I can’t bring myself to work on the Stan Green book today though it is due soon. I shall be just a little late. My publisher knows that I always come through. Even my agent once telephoned from New York and said, They know you’ll come through, Horace, you’re a trouper. A trouper. When she said that, Gloria is her name, I imagined I was a fusty vaudevillian meant to be brought out on stage during a lull between better acts. I am wearing too much rouge. I don’t want to go on — yet I have been indoctrinated to believe I must. The show must go on, Horace! This tired exhortation rings in my ears as I wait in the wings, or in the seen-better-days dressing room. Fussily, I walk out on stage and stand before a hostile audience. I bow, clear my throat, and steal the show.
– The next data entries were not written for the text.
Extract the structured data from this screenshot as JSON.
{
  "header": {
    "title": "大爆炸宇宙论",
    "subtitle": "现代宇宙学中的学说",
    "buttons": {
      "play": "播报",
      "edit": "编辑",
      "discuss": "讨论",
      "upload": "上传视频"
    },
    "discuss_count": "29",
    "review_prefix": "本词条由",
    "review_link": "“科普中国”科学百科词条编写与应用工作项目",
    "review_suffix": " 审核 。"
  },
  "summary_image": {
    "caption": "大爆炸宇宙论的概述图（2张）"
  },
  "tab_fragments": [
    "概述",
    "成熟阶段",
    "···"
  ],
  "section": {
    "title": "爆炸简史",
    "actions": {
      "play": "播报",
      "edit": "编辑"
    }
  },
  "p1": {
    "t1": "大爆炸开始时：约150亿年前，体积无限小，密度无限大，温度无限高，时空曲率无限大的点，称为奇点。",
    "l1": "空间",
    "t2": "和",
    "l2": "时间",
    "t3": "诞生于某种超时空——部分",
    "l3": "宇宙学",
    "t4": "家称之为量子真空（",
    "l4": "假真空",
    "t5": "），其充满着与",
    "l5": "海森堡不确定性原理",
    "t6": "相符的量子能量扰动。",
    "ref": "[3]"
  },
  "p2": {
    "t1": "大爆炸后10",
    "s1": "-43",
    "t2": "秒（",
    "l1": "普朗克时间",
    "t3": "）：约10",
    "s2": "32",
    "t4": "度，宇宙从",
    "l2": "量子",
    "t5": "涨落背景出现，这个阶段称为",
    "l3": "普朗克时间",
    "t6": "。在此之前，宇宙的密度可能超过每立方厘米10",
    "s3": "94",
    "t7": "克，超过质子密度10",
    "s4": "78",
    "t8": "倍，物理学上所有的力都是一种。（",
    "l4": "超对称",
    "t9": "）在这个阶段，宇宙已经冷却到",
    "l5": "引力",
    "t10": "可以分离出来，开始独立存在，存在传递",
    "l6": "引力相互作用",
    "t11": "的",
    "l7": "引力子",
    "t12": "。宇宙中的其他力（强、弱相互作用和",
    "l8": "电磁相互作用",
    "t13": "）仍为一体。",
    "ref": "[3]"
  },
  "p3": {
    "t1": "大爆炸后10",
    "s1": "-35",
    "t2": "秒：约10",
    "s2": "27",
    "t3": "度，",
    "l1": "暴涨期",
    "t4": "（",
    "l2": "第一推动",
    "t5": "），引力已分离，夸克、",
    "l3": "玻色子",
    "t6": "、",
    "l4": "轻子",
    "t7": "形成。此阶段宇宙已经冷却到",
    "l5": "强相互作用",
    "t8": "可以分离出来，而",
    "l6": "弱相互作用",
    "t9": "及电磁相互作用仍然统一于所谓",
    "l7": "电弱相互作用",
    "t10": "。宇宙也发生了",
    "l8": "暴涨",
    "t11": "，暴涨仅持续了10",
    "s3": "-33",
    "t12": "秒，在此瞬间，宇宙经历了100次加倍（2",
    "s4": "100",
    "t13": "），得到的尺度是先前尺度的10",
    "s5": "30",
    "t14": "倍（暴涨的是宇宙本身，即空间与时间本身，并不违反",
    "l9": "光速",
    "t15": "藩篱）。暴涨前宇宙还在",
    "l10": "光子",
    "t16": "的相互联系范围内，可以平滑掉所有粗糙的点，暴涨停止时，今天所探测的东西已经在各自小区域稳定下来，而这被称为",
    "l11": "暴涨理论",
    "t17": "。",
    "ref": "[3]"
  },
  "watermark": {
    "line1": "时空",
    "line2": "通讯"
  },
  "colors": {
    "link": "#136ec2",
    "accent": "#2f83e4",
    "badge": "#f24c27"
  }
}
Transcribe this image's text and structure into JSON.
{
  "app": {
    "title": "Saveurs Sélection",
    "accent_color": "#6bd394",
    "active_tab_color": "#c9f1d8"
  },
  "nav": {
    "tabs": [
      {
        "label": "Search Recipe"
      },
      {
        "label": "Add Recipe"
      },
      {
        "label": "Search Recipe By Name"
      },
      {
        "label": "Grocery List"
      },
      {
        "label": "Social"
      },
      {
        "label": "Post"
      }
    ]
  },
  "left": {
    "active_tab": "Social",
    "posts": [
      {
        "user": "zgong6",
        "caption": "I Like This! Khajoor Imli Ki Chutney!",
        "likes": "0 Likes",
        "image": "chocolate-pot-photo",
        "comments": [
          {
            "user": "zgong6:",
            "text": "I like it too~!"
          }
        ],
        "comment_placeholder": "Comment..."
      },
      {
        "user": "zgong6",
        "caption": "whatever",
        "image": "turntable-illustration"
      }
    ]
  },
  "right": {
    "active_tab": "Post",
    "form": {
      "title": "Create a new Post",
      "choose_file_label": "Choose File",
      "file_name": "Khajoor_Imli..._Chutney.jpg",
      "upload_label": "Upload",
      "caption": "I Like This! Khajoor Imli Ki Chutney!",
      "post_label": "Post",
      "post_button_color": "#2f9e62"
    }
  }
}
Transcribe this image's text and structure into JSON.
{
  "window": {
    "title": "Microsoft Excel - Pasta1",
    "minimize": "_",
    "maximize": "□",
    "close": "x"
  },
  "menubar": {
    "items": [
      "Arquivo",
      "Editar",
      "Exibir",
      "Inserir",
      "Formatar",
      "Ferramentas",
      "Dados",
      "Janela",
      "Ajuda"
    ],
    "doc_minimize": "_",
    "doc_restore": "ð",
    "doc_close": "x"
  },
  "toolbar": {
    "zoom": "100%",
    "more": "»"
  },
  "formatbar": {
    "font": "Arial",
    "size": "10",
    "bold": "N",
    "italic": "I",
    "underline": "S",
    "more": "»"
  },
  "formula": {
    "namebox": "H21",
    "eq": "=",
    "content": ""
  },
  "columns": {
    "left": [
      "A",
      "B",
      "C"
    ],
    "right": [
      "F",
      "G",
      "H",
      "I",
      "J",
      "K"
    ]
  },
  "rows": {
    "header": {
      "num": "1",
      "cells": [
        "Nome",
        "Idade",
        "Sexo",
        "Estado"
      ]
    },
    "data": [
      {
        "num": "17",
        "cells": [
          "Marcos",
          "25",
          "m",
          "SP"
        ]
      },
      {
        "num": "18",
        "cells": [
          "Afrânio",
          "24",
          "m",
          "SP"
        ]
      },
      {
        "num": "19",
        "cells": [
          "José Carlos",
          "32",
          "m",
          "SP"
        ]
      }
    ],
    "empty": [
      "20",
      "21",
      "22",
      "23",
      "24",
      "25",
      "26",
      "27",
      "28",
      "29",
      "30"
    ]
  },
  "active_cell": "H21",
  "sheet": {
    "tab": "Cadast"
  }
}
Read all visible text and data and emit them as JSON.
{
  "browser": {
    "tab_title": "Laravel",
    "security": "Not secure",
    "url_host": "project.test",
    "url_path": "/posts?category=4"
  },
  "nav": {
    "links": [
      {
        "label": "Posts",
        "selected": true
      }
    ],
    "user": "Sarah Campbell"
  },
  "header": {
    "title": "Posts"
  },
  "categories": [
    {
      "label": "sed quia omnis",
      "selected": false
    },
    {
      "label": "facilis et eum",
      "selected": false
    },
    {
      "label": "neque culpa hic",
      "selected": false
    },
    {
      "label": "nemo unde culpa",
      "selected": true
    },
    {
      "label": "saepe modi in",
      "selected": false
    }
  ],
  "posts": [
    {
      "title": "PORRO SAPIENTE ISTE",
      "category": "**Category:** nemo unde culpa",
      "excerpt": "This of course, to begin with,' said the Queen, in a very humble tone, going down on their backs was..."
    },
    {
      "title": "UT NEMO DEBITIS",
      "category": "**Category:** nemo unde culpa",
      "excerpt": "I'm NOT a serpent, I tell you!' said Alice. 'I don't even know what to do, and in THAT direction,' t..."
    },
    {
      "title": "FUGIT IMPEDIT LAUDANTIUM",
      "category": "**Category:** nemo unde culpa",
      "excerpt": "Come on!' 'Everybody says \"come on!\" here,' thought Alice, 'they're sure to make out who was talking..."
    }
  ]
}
For the record, I do recall another incident. Though whether it happened here or in the restaurant, I haven’t the foggiest: John stole the show rather uncharacteristically. With some elaboration he spun a tale. As he is some years older than Helen, he had already spent time bumming around Europe, as he put it. He bummed around Amsterdam. This was a couple of years ago. Timothy Leary, a sixties character whom Helen would laugh at and whom Gwen knows, of course, had just been captured in Afghanistan. According to John — I did not follow Leary’s travails, nor have I ever tried LSD, not eager to simulate madness, unless assured of transcendent visions! — Leary had been living under state protection in Austria. For the price of appearing on television to denounce drug-taking, he could escape the U.S. government, which was eager to imprison him. He could have lived happily ever after in Vienna, if people do live happily there. But he was restless, or his lover was. It seems that Leary’s wife or lover encouraged him to adventure to the East and desert his safe house, Austria, which he did. They were immediately caught, busted in the airport, and deported to the States, where Leary was imprisoned.